Les dangers de l'hyperhydratation
Lorsque le corps subit un excès d'eau, les cellules du système nerveux peuvent gonfler, provoquant un œdème cérébral, une condition qui peut mener à des conséquences fatales. Il existe plusieurs signes précurseurs d'hyperhydratation, notamment :
- Fatigue extrême
- Crampes musculaires
- Nausées
- Agitation et confusion mentale
- Convulsions
Un risque plus fréquent chez les sportifs
Les athlètes sont particulièrement exposés à ce risque, souvent encouragés à s'hydrater massivement pendant l'effort. Toutefois, la pratique de boire de grandes quantités d'eau lors de marathons a déjà entraîné plusieurs décès liés à l'hyponatrémie, une condition où le taux de sodium dans le sang devient inquiétant trop bas.

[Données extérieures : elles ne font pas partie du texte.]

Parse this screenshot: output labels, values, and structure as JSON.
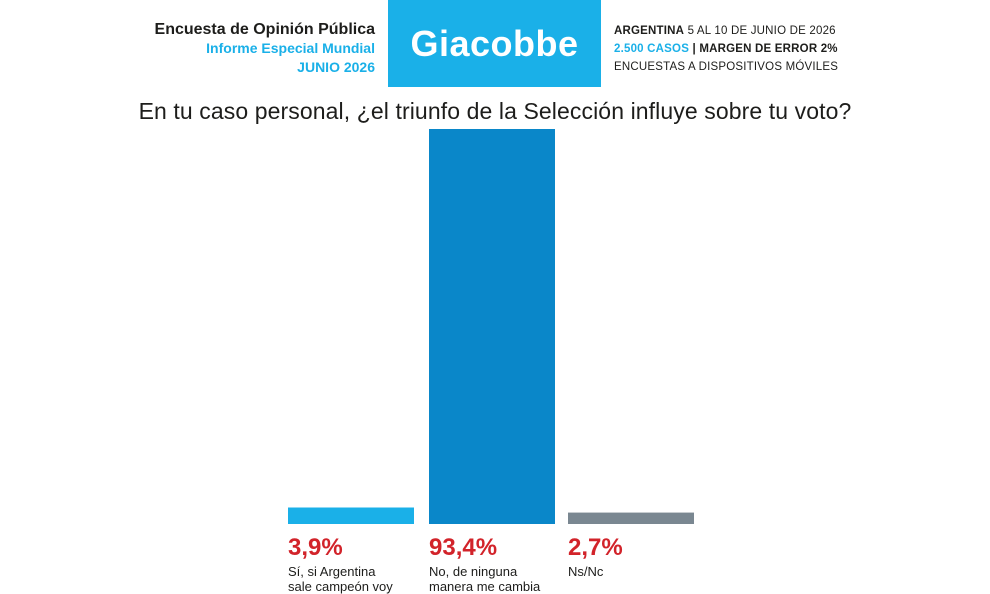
{
  "header": {
    "line1": "Encuesta de Opinión Pública",
    "line2": "Informe Especial Mundial",
    "line3": "JUNIO 2026",
    "brand": "Giacobbe",
    "country": "ARGENTINA",
    "dates": "5 AL 10 DE JUNIO DE 2026",
    "cases": "2.500 CASOS",
    "separator": "|",
    "margin": "MARGEN DE ERROR 2%",
    "method": "ENCUESTAS A DISPOSITIVOS MÓVILES"
  },
  "chart_data": {
    "type": "bar",
    "title": "En tu caso personal, ¿el triunfo de la Selección influye sobre tu voto?",
    "categories": [
      "Sí, si Argentina sale campeón voy",
      "No, de ninguna manera me cambia",
      "Ns/Nc"
    ],
    "category_lines": [
      [
        "Sí, si Argentina",
        "sale campeón voy"
      ],
      [
        "No, de ninguna",
        "manera me cambia"
      ],
      [
        "Ns/Nc"
      ]
    ],
    "values": [
      3.9,
      93.4,
      2.7
    ],
    "value_labels": [
      "3,9%",
      "93,4%",
      "2,7%"
    ],
    "colors": [
      "#1ab0e8",
      "#0a87c9",
      "#7a8791"
    ],
    "label_color": "#d2232a",
    "ylim": [
      0,
      93.4
    ],
    "grid": false,
    "legend": "none"
  }
}
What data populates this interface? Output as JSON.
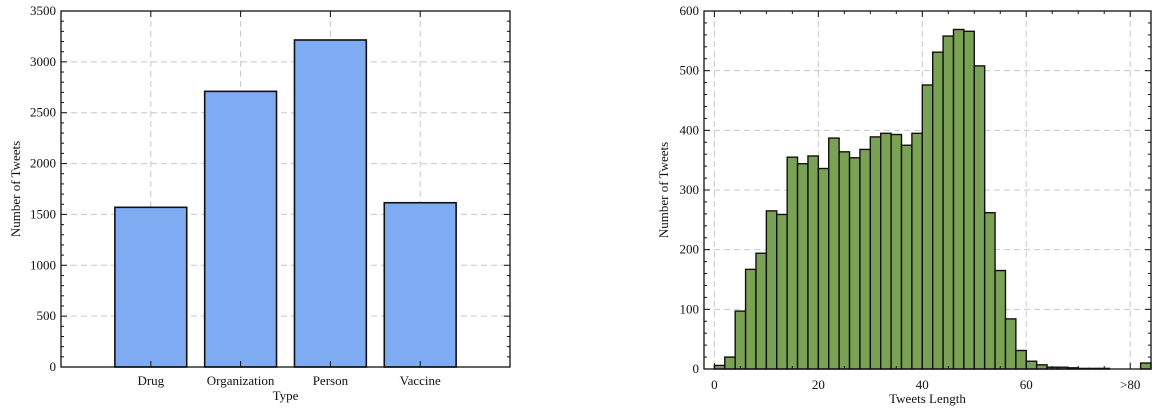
{
  "chart_data": [
    {
      "type": "bar",
      "title": "",
      "xlabel": "Type",
      "ylabel": "Number of Tweets",
      "categories": [
        "Drug",
        "Organization",
        "Person",
        "Vaccine"
      ],
      "values": [
        1570,
        2710,
        3215,
        1615
      ],
      "ylim": [
        0,
        3500
      ],
      "yticks": [
        "0",
        "500",
        "1000",
        "1500",
        "2000",
        "2500",
        "3000",
        "3500"
      ],
      "grid": true,
      "bar_color": "#7fabf2"
    },
    {
      "type": "bar",
      "title": "",
      "xlabel": "Tweets Length",
      "ylabel": "Number of Tweets",
      "bin_width": 2,
      "x_start": 0,
      "values": [
        6,
        20,
        97,
        167,
        194,
        265,
        259,
        355,
        344,
        357,
        336,
        387,
        364,
        354,
        368,
        389,
        395,
        393,
        375,
        395,
        476,
        531,
        558,
        569,
        566,
        508,
        262,
        165,
        84,
        31,
        13,
        7,
        3,
        3,
        2,
        1,
        1,
        1,
        0,
        0,
        0,
        10
      ],
      "xlim": [
        -2,
        84
      ],
      "ylim": [
        0,
        600
      ],
      "xticks": [
        "0",
        "20",
        "40",
        "60",
        ">80"
      ],
      "yticks": [
        "0",
        "100",
        "200",
        "300",
        "400",
        "500",
        "600"
      ],
      "grid": true,
      "bar_color": "#7aa254"
    }
  ]
}
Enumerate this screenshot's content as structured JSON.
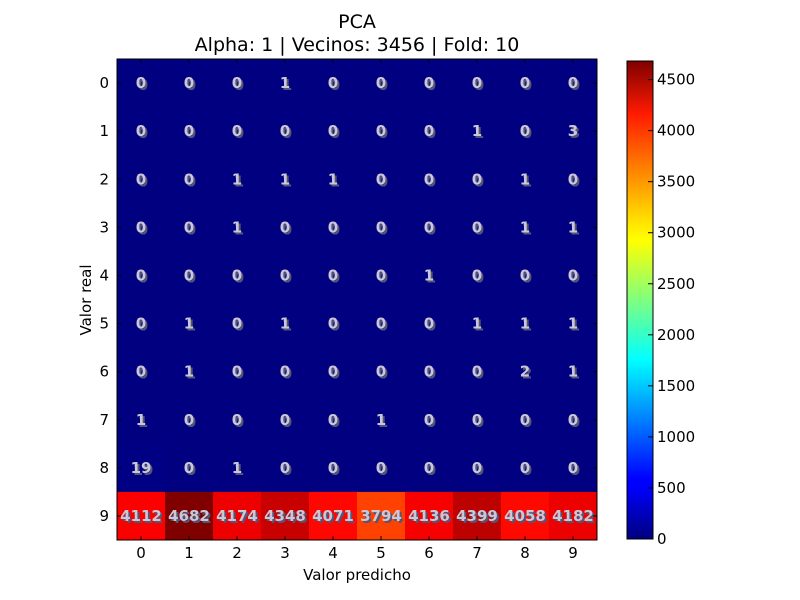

En général, il est conseillé aux sportifs de limiter leur consommation d'eau à environ 500 ml après un effort intense pour rétablir un équilibre hydrique adéquat.
Que faire en cas de symptômes ?
Face aux premiers signes d'hyperhydratation, il est crucial de consulter immédiatement un médecin. Deux types d'hyponatrémie peuvent être observés :
- Hyponatrémie isotonique : confusion mentale, somnolence, et prise de poids possible, indiquant une rétention d'eau.
- Hyponatrémie par déplétion : la perte de poids, une déshydratation manifeste et des nausées.
Dans tous les cas, la solution repose souvent dans une diminution de l'apport hydrique pour rétablir le niveau de sels minéraux dans l'organisme.